Overall sentiment about Skyview Center is highly polarized: many reviewers describe excellent, compassionate, and skilled care—particularly in nursing, rehabilitation, and daily interactions—while a substantial minority report serious safety, management, and quality-of-care failures. Positive reviews repeatedly highlight strong rehabilitation services, attentive nursing and aides, personalized care plans, a welcoming and clean atmosphere, and active recreation that supports meaningful progress (examples cited include muscle gain and functional achievements). Multiple families specifically praised physical therapists, care coordinators, admissions staff, and social workers for being helpful and dedicated; several reviewers said residents were greeted by name, felt loved, and experienced dignified treatment.
However, the negative reports raise significant safety and operational concerns. Several reviews allege medication and procedure errors (including dosage mistakes), delayed or unsafe care, and life-threatening medical events such as critically low oxygen, high fevers, pneumonia, and sepsis. There are also accounts of ambulance delays and delayed hospice transfers. Multiple reviewers reported falls, unattended residents, and other instances of neglect or abuse. These are serious and recurring themes in the negative feedback and point to potential lapses in clinical oversight and emergency response.
Staff behavior and consistency is another major theme that splits reviewers. Many describe compassionate, professional, and reliable staff who go above and beyond; other reviewers describe unprofessional or uneducated staff, dismissive or demeaning behavior (including an account of an administrator publicly berating an attendee), inexperienced social work support, and staff turnover. This inconsistency suggests variability in staff training, leadership practices, or staffing stability. Some reviewers specifically noted that management was addressing issues and responsive, while others characterized administration as poor, with frequent turnover and recent management changes that some felt made the situation worse.
Facility, maintenance, and operational issues are also mixed. Numerous reviewers said the facility is clean, welcoming, and comfortable; others reported dirty conditions, window leaks, ant problems, and a need for facility upgrades. There are complaints about frequent room relocations and wrong unit transfers. Dining received mostly positive comments ("food very good most of the time"), but at least one reviewer criticized the kitchen. Communication and logistics present recurrent frustrations: reviewers cited difficult scheduling, prohibitive visitation distance for some families, poor phone responsiveness, and staff who were described as unhelpful or erratic when coordinating care or answering questions.
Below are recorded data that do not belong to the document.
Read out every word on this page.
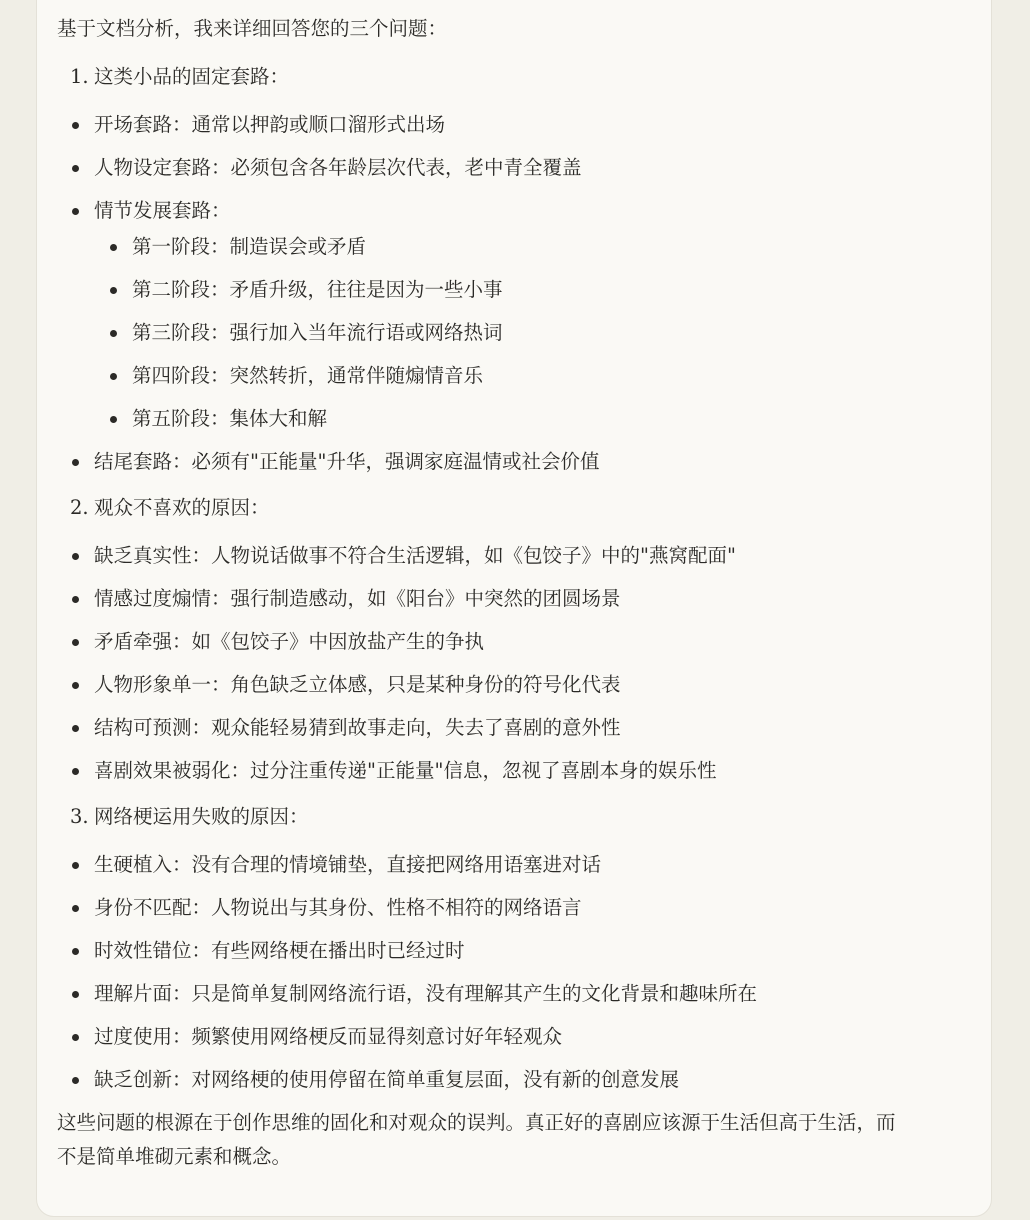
基于文档分析，我来详细回答您的三个问题：

1. 这类小品的固定套路：
开场套路：通常以押韵或顺口溜形式出场
人物设定套路：必须包含各年龄层次代表，老中青全覆盖
情节发展套路：
第一阶段：制造误会或矛盾
第二阶段：矛盾升级，往往是因为一些小事
第三阶段：强行加入当年流行语或网络热词
第四阶段：突然转折，通常伴随煽情音乐
第五阶段：集体大和解
结尾套路：必须有"正能量"升华，强调家庭温情或社会价值
2. 观众不喜欢的原因：
缺乏真实性：人物说话做事不符合生活逻辑，如《包饺子》中的"燕窝配面"
情感过度煽情：强行制造感动，如《阳台》中突然的团圆场景
矛盾牵强：如《包饺子》中因放盐产生的争执
人物形象单一：角色缺乏立体感，只是某种身份的符号化代表
结构可预测：观众能轻易猜到故事走向，失去了喜剧的意外性
喜剧效果被弱化：过分注重传递"正能量"信息，忽视了喜剧本身的娱乐性
3. 网络梗运用失败的原因：
生硬植入：没有合理的情境铺垫，直接把网络用语塞进对话
身份不匹配：人物说出与其身份、性格不相符的网络语言
时效性错位：有些网络梗在播出时已经过时
理解片面：只是简单复制网络流行语，没有理解其产生的文化背景和趣味所在
过度使用：频繁使用网络梗反而显得刻意讨好年轻观众
缺乏创新：对网络梗的使用停留在简单重复层面，没有新的创意发展

这些问题的根源在于创作思维的固化和对观众的误判。真正好的喜剧应该源于生活但高于生活，而不是简单堆砌元素和概念。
Patterns that emerge from the reviews include an overall division between strong clinical/rehab experiences and concerning lapses in medical safety, management, or facility operations. The facility receives repeated praise for therapy outcomes, recreational programming, and warm caregiving from particular staff members; at the same time, the frequency and severity of negative reports—medication errors, safety incidents, neglect allegations, and administrative unprofessionalism—are notable and potentially alarming. A smaller subset of reviewers explicitly stated they would recommend Skyview for long-term care, while others strongly advised against it (including a "zero stars" sentiment), underscoring the wide range of experiences.
In summary, Skyview Center appears capable of providing high-quality, rehabilitative, and compassionate care in many cases—especially where strong, experienced staff and responsive administrators are present—but there are repeated reports of serious safety incidents, inconsistent professionalism, maintenance concerns, and communication breakdowns that prospective residents and families should consider. The reviews suggest outcomes may heavily depend on specific staff members, current management practices, and unit-level conditions. Those evaluating Skyview should weigh the positive testimonials about therapy results and individualized care against the documented incidents and operational complaints, and consider asking targeted questions about medication safety protocols, staff training and turnover, emergency response procedures, and recent corrective actions by management.